Пока Маруф пытался найти объяснение происходящему с ним, мавр быстро прокрутил список, водя пальцем по строчкам, и объявил: — Масло подсолнечное. Полдинара кувшин, мой господин!
— Полтора, говоришь? — Хасан навис над притихшим Маруфом. — Ах ты, ворюга!
— Что вы себе позволяете?! — выпятил грудь Маруф.
— Да я тебя… — Хасан состроил грозную «козу» и пошевелил пальцами.
— Ошибка, вкралась ошибка! — перетрусил Маруф, чуть присев под натиском караванщика. Подобного жеста он ни разу в жизни не видел, но выглядело это страшно, а что могло означать — даже подумать боязно было.
— С тебя пять золотых за ошибку, — объявил Хасан успокаиваясь. — Верни ему бумагу! — приказал он своему слуге, и мавр передал ценник Маруфу.
— Пять золотых?! — захныкал сборщик налогов. — Но это!.. Это же!..
— Что-то не так? — повел бровью Хасан.
— Нет, нет, все верно! — поспешно согласился Маруф, вытирая рукавом счет на табличке и внося новые цифры. — Плюс… минус… плюс… минус… Десять золотых!
— Ну-ка, дай мне сюда свою писанину, — потребовал Хасан, пошевелив пальцами. — Я сам проверю!
— А, нет-нет! — спохватился Маруф. — Пять, пять золотых!
— Четыре!
— Нет, пять! Сами проверьте.
— Ошибка толкуется в пользу клиента. Минус один золотой.
Маруф посмотрел на Хасан с возросшим уважением. Видно, купец порядком поднаторел в торговых делах!
— Да смотри у меня! — заметив замешательство сборщика налогов, погрозил ему пальцем Хасан. — Только попробуй еще раз надуть — должен останешься.
— Да-да, я понял, — согласно закивал головой Маруф. — Итак, четыре золотых! Эй, вы, бездельники! — он махнул рукой стражникам. — Проверьте, что в мешках.
Хасан только и успел, что раскрыть рот.
Стражник, однако, не стал утруждать себя развязыванием мешка и, приблизившись к одному из них, просто ткнул в него острым концом копья.
Мешок хрюкнул.
Мавр побледнел, что было заметно даже через слой ваксы, но никто на него не смотрел.

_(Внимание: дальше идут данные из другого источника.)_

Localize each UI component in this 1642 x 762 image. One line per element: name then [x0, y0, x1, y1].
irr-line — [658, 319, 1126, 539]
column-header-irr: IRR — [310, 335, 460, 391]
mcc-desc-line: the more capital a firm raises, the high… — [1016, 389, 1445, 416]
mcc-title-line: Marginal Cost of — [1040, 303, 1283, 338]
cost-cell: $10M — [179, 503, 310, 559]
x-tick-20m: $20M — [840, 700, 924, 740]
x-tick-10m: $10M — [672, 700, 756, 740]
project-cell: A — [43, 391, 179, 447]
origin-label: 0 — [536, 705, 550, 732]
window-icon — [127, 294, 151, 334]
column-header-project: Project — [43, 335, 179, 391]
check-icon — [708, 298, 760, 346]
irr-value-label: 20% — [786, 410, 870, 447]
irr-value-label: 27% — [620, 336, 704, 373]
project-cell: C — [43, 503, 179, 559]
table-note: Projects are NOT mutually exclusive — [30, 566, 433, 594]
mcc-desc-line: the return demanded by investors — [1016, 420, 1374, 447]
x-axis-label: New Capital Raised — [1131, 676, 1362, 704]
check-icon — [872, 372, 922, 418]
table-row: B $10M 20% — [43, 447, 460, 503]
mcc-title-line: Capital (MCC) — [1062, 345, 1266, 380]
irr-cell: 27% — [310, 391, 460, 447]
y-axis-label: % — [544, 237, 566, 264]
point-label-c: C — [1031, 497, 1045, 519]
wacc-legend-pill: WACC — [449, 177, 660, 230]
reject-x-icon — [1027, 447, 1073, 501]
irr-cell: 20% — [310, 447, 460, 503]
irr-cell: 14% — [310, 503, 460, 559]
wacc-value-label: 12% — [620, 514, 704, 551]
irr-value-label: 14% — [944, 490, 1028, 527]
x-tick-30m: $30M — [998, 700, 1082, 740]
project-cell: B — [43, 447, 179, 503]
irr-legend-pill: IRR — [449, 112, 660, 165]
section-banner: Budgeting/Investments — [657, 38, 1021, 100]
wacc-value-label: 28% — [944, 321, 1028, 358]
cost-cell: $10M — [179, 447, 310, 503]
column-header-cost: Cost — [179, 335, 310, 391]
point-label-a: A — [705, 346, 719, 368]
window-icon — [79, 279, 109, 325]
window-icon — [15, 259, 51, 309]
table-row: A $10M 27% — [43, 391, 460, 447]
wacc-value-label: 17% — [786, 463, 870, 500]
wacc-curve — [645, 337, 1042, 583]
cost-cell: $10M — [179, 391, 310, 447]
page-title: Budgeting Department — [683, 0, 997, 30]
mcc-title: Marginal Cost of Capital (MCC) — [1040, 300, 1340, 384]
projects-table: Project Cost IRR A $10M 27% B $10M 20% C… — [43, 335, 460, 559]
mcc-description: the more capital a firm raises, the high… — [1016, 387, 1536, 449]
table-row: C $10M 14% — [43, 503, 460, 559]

— Маруф-ако, мешок-то хрюкает! — удивился стражник и ткнул еще раз. Мешок опять хрюкнул.
— Чего это у вас, почтеннейший Хасан, в мешке хрюкает? — прищурившись, спросил Маруф.
— Не хрюкает, а хрустит, — нашелся Хасан. — А если этот болван еще раз ткнет в него копьем, то так хрюкнет, что костей не соберете.
— Э-э…
— Порох там, понял? Черных порох!
— Уй-юй! — в ужасе отшатнулся от мешка стражник.
— Во-во. И, чем дальше, тем лучше, — подбодрил его Хасан.
— Значит, порох, — Маруф вновь обратился к ценнику. — Так… полтора динара мешок.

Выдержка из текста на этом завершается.